Hingar bingar musik mengalun dengan keras pada sebuah klub malam tempat berkumpul para pemuda yang sekedar mencari hiburan saat malam hari.

Choi Seungcheol, pemuda berusia 24 tahun itu rileks menggoyangkan tubuhnya mengikuti musik yang diputar oleh DJ. Dengan tangan kiri memegang gelas minumannya, ia menari dan mendekati beberapa gadis di lantai dansa.

"Benar dugaanku! Kau disini rupanya!" Teriak seorang gadis mendekati telinga Seungcheol yang sedang asyik menari dan langsung terkejut dengan kedatangan seseorang yang ia kenal.

Adalah Yoon Jeonghan, gadis cantik berusia 24 tahun. Ia adalah kekasih dari Choi Seungcheol, ia pergi mencari keberadaan sang kekasih karena ia tidak dapat menghubunginya sejak sore.

"Ah, Hanie kau datang?" Ucap Seungcheol dengan terkekeh geli pengaruh dari alkohol yang ia minum.

"Astaga! Ckckck. Ayo pulang!"

"Mau kemana?
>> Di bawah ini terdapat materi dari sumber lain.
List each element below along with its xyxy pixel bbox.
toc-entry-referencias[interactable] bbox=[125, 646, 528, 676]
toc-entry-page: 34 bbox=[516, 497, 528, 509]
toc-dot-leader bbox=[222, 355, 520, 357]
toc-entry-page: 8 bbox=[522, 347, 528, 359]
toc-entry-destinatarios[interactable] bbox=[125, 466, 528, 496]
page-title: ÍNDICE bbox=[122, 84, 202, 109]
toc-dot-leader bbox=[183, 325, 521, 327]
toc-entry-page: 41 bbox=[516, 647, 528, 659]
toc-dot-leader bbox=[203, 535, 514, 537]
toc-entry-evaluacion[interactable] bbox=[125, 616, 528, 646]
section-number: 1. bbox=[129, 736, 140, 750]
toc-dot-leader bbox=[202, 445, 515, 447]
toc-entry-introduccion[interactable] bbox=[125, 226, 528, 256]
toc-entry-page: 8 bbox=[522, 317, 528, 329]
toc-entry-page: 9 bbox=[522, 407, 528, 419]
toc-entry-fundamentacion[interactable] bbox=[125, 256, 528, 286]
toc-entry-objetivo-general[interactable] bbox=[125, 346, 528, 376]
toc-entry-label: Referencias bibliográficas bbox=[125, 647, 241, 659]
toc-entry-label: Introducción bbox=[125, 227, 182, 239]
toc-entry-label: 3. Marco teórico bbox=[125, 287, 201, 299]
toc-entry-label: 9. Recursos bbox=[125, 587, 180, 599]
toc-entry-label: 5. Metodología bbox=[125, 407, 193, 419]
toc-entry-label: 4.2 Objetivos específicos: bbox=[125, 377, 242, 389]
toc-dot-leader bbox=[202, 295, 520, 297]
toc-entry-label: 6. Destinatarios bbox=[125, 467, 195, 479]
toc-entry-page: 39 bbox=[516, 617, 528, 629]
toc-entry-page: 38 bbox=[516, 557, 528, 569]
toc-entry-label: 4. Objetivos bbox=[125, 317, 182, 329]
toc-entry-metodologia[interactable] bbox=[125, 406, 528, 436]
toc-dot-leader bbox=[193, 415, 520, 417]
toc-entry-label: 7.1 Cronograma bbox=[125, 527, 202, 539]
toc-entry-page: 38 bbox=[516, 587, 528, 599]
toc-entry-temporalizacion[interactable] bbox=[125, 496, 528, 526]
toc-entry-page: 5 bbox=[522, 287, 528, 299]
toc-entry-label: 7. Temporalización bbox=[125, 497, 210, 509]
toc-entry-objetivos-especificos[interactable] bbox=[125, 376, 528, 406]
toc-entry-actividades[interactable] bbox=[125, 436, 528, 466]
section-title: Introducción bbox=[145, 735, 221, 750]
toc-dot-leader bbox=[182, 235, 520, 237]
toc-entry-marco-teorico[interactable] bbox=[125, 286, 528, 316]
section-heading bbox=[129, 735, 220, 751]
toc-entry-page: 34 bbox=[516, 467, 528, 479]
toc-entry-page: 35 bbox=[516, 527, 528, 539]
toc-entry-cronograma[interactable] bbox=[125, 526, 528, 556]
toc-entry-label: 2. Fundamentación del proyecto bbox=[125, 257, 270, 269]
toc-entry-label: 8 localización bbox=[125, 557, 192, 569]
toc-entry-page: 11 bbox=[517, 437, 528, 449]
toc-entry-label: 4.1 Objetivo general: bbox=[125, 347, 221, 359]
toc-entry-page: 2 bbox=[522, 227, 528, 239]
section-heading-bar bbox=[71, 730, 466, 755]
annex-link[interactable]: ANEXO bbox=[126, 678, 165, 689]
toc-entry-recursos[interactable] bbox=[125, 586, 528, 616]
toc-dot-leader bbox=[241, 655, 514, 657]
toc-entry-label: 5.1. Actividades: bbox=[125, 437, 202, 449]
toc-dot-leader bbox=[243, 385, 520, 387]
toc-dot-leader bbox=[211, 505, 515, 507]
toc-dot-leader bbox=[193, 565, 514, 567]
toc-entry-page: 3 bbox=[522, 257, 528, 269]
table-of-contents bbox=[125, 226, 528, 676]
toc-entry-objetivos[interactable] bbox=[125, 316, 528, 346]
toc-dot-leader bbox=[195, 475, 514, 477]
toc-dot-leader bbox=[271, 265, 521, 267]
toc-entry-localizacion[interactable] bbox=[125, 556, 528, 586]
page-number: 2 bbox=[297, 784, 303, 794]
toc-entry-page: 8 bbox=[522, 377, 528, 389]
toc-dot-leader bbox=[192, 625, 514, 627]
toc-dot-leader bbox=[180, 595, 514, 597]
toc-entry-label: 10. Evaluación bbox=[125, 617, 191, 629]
Ttunggu ini belum habis."

Jeonghan mengambil gelas yang dipegang oleh Seungcheol dan langsung menghabiskannya.

"Hanie, kenapa kamu habiskan. Tidak baik untuk kandunganmu." Ucap Seongcheol dengan masih terkekeh geli.

"Dasar pemabuk! Aku sedang tidak hamil bodoh! Ayo pulang!" Jeonghan menarik paksa tangan Seungcheol keluar klub malam setelah meletakkan gelas kosong dengan kasar.

Tanpa mereka sadari ada 3 pemuda lainnya tertawa senang melihat adegan layaknya sebuah drama. Mereka pemuda dengan paras tampan dan ditunjang dengan tubuh yang proporsional.

Adalah Wen Junhui, pemuda berusia 23 tahun. Dia berasal dari China.

Pemuda lainnya adalah Kim Mingyu dan Lee Seokmin, kedua pemuda tampan itu berusia 22 tahun.

Mereka duduk bertiga dan pandangannya sibuk melihat suasana ramai dimana banyak pemuda lainnya meliukkan tubuhnya mengikuti dentuman musik yang keras.

"Apa kau tidak mau coba gadis disana?" Ucap Mingyu pada Seokmin. Seokmin mengikuti arah pandang yang ditunjukkan oleh Mingyu.

"Ah, aku tidak suka. Make up dia terlalu tebal."

Mingyu dan Seokmin terkekeh geli dan mulai minum lagi.

"Hei, ayo pulang. Besok aku ada kelas pagi." Ajak Jun pada kedua temannya. Mingyu dan Seokmin setuju dan langsung menghabiskan sisa minuman sebelum mereka keluar dari klub.

"Yak, kamu yang menyetir. Aku terlalu banyak minum." Mingyu memberikan kunci mobilnya pada Seokmin.

"Dasar pemabuk!"

"Kamu juga!" Balas Mingyu dan mereka bertiga tertawa lepas. Ketiganya menuju mobil Mingyu dengan Seokmin dibelakang kemudi, Mingyu duduk di sebelah Seokmin dan Jun di bangku belakang.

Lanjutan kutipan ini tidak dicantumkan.